Author’s Note: This article is part of my series on investing psychology:

Authority Bias — What is it?

Authority bias is the tendency of investors to give more weight and influence to the opinions of people in authority, believing them more likely to be correct.

How does authority bias apply to investing?

Many psychological research studies show that we are more influenced by people we consider to have high authority.

In investing, people are more likely to believe the opinions of Wall Street analysts, bankers, and TV personalities because they appear to be in positions of high authority on investing.

This bias is actually based on good logic: You’d expect a financial authority on TV to know a lot about the stock market!

And sometimes they do, meaning the extra weight we give them is warranted.

But there are many people who build an appearance of high authority, but really don’t know what they’re talking about.

In addition, many of the talking heads on CNBC are NOT actually trying to accurately predict what’s coming or correctly assess the prospects of a stock.

Not at all.

They’re trying to project confidence and build your interest so you’ll keep watching their show and boost their viewership numbers.

I have a phrase to describe that type of personality: “Often wrong, never in doubt.”

It’s not to say that all financial authorities are full of it.

But all financial advice, even that from authorities, should undergo your careful scrutiny.

What should you do instead?

When considering financial advice, opinions, projections, recommendations, and information from authorities, ask yourself these two sets of questions to determine its value:

First:

“How credible is this person?
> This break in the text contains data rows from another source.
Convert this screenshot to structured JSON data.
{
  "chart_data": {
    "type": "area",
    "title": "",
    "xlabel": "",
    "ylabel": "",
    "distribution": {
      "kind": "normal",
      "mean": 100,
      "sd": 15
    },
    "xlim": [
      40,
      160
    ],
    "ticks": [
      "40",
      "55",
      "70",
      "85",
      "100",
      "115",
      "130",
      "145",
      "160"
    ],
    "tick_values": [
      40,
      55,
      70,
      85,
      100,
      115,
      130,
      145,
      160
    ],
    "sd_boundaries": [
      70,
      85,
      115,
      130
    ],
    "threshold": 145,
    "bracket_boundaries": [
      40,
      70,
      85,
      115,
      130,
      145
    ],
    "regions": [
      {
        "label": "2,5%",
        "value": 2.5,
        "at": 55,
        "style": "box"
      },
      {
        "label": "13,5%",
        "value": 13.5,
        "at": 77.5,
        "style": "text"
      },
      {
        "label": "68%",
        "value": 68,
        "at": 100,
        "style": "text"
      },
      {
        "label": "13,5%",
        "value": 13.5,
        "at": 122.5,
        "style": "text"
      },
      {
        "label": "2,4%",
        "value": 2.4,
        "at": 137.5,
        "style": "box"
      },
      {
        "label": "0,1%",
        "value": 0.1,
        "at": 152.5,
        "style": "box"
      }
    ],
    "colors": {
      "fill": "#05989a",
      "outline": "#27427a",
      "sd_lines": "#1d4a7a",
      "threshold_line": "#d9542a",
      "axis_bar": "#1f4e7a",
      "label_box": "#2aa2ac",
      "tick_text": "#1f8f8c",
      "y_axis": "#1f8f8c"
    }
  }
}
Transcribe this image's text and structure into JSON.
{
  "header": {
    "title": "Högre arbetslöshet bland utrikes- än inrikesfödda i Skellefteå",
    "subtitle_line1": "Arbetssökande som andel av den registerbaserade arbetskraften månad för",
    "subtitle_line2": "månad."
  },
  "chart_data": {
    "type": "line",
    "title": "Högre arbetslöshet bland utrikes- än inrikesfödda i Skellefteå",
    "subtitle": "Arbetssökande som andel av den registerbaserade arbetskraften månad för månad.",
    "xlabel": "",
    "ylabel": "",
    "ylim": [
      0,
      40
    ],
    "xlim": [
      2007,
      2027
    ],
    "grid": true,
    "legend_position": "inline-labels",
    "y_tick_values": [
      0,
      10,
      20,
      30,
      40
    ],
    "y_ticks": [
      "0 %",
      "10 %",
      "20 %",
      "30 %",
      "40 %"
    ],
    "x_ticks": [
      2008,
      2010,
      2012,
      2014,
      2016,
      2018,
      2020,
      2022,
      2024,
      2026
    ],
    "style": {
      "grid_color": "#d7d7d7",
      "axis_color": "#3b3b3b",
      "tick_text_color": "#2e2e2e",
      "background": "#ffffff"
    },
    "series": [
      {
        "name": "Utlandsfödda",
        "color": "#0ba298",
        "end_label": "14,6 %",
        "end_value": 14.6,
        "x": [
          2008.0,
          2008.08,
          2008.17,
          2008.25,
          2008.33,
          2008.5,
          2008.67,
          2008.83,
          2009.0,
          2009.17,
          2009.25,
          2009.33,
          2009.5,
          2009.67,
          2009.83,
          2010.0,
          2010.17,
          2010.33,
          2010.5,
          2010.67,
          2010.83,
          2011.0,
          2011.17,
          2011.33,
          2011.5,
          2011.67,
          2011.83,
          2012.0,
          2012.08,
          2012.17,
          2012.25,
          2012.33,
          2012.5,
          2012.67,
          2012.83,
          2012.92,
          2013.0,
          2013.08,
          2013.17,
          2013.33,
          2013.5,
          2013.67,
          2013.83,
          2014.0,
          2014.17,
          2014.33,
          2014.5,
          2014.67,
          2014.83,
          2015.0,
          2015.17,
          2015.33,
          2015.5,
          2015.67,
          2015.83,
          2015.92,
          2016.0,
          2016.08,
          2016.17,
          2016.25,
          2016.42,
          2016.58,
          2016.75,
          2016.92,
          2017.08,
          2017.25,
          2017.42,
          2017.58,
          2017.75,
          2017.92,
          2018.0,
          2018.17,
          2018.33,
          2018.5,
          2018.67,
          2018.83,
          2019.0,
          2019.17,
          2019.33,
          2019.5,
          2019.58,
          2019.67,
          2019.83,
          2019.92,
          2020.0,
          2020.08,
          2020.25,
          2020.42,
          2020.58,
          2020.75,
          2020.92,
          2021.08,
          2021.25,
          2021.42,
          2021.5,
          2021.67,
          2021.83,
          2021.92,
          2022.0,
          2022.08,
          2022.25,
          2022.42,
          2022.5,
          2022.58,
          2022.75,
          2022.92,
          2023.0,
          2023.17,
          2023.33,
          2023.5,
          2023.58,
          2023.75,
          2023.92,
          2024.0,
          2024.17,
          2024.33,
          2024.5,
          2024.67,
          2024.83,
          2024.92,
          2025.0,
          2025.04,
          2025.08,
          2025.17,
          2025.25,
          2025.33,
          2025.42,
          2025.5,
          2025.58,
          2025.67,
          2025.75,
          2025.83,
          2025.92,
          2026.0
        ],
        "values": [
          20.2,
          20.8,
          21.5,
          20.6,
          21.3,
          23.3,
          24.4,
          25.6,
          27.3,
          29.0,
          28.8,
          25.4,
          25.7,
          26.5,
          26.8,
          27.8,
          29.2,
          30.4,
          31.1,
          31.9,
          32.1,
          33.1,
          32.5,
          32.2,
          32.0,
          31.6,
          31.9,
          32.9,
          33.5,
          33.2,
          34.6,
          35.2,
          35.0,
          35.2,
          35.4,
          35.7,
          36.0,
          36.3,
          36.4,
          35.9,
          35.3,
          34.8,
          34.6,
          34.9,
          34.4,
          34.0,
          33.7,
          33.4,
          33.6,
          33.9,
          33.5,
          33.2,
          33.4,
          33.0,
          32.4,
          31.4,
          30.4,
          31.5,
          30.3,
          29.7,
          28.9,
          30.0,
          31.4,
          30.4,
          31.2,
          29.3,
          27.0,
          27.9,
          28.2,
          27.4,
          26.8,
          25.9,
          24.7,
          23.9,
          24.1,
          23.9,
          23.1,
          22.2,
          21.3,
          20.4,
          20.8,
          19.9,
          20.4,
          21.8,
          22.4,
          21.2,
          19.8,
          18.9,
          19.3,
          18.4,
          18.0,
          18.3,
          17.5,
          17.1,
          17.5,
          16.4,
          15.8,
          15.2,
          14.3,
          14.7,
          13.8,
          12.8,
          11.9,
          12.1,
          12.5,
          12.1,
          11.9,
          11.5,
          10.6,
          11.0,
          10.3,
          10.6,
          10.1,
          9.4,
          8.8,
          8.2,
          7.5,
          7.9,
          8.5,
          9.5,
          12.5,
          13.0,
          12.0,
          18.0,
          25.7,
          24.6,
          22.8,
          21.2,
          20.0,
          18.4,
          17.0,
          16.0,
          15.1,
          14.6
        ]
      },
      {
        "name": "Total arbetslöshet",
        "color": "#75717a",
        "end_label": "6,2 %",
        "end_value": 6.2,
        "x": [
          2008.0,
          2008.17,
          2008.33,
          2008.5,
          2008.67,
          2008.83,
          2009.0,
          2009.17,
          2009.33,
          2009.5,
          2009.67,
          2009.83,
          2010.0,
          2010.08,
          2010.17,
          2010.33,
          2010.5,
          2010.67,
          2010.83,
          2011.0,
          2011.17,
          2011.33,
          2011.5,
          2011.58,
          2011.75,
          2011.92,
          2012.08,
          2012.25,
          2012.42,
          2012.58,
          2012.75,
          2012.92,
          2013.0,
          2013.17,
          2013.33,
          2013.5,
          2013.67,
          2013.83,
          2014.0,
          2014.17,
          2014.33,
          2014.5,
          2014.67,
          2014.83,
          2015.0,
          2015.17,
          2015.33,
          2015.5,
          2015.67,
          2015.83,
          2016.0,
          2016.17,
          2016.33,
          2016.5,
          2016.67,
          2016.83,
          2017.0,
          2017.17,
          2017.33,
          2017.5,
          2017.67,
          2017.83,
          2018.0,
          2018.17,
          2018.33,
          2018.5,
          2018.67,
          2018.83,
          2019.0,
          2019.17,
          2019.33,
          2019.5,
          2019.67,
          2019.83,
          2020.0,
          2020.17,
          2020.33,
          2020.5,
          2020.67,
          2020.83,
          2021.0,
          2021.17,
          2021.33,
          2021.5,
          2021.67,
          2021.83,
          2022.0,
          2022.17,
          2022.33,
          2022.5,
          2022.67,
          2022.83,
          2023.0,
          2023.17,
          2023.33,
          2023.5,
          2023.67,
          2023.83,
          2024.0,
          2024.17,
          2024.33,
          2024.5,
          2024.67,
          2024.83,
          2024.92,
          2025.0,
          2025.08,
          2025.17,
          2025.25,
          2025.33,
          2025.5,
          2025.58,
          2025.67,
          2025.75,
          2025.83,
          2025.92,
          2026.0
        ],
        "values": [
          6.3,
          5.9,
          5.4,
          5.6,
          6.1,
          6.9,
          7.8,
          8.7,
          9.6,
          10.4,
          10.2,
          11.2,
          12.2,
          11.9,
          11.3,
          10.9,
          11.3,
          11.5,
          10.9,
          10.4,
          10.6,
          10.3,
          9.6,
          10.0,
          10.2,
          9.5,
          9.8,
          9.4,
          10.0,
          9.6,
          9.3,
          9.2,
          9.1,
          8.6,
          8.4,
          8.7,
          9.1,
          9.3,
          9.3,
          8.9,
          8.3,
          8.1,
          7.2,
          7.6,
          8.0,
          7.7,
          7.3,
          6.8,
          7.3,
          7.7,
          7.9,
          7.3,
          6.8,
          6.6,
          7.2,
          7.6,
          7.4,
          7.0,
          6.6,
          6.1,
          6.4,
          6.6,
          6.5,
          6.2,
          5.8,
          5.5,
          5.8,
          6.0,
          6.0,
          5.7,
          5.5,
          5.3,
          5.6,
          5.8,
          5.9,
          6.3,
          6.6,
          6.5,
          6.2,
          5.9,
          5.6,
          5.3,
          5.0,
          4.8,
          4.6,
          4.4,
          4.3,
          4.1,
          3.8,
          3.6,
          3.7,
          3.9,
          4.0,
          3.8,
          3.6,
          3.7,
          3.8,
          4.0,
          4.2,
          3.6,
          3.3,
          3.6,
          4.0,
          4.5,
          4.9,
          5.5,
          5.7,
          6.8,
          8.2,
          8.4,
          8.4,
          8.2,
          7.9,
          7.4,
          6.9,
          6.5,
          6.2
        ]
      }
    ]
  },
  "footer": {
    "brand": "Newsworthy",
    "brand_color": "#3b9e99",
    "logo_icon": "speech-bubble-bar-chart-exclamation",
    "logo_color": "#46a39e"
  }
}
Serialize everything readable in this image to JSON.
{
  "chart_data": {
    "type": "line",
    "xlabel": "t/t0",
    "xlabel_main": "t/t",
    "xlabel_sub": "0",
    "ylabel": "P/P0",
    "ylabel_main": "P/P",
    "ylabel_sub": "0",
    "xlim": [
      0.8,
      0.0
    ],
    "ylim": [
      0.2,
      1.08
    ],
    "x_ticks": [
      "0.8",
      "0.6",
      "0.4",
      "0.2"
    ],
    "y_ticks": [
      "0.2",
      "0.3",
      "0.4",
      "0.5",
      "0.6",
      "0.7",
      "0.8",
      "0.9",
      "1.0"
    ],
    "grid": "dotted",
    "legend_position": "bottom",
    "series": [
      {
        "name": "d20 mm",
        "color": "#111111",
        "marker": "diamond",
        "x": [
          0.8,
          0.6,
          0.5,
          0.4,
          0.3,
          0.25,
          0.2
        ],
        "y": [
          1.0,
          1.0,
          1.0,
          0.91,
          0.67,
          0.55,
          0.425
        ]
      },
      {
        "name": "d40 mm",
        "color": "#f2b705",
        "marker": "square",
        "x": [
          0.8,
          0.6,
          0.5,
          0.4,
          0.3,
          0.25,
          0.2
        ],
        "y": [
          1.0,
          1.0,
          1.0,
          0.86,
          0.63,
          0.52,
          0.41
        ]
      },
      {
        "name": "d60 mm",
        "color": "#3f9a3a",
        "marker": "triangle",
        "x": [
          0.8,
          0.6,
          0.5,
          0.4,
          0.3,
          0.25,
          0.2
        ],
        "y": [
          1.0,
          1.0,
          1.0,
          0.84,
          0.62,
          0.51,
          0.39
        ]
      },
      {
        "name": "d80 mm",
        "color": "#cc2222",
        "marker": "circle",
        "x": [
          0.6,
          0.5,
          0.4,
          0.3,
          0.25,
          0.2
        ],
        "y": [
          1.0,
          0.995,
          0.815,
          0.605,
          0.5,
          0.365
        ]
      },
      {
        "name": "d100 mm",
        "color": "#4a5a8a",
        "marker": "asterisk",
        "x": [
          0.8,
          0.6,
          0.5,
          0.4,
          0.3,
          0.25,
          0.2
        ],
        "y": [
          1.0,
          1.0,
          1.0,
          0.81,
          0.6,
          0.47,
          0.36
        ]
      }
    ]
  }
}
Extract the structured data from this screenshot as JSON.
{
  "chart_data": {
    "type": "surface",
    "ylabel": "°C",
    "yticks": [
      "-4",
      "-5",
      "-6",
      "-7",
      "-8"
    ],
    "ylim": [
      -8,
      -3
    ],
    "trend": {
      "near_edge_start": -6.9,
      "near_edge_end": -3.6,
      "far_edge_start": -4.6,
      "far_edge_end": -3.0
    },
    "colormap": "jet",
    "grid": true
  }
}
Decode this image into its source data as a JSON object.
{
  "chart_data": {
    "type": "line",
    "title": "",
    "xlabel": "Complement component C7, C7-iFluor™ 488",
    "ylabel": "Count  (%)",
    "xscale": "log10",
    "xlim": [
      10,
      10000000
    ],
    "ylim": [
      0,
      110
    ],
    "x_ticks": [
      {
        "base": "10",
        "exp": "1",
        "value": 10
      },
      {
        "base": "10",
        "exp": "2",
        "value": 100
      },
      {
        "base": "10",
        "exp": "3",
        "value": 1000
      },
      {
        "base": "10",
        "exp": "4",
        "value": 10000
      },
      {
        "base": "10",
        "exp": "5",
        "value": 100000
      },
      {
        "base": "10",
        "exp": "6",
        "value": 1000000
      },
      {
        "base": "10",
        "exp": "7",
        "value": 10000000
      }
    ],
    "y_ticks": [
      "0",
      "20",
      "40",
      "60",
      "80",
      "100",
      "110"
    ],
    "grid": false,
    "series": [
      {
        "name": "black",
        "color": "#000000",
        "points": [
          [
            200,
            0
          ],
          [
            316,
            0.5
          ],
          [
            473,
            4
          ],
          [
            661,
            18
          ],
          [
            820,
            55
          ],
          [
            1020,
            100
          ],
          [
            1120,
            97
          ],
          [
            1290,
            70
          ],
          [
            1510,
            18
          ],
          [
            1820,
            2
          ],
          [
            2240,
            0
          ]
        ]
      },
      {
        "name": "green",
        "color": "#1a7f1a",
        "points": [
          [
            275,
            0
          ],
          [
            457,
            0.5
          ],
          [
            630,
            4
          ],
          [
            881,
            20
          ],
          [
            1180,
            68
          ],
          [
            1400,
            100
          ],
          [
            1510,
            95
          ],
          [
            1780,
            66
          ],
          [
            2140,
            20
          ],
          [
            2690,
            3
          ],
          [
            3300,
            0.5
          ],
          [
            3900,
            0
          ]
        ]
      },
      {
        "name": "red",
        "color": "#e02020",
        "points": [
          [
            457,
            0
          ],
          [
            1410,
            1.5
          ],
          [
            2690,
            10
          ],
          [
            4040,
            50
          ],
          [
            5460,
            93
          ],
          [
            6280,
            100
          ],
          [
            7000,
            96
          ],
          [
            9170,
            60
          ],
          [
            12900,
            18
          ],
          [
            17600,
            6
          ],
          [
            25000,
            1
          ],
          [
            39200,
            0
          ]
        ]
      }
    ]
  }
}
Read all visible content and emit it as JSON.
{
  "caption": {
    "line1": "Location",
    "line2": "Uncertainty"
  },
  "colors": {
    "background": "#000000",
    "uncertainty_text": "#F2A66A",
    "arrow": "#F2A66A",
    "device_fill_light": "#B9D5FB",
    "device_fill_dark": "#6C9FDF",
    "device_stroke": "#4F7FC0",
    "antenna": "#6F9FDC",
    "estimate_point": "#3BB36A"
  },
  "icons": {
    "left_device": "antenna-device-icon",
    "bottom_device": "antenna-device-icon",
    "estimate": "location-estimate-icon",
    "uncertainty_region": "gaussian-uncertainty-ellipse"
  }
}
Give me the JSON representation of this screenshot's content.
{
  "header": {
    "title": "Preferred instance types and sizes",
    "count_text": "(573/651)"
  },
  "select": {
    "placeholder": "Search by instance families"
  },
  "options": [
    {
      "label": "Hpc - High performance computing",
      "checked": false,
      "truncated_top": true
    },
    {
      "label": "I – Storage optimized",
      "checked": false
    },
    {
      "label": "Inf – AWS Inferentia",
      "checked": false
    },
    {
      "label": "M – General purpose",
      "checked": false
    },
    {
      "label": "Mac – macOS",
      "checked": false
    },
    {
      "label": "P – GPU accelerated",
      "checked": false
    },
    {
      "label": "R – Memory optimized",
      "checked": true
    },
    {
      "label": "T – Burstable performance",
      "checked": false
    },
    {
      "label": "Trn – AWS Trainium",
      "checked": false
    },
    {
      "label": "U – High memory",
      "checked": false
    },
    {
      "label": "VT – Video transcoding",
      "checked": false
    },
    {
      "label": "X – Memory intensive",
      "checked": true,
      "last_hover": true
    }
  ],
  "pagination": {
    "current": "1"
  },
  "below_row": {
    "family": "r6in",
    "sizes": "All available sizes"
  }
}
What type of experience do they have that is likely to make them right about their opinion?”

And second (this one is very important):

“What is their purpose and incentive in sharing their opinion? Are they trying as best they can to be correct? Or, are they trying to keep my attention, win my trust (and money), or grow their influence?”

Whatever the situation, don’t automatically trust authorities. Use your best judgement to understand their intentions and experience, and weigh their opinion accordingly.

Disclaimer: This article is provided for informational or educational purposes only and is not any form of individualized advice. All information is obtained from sources believed to be reliable but cannot be guaranteed for accuracy or completeness. Use this information at your own risk.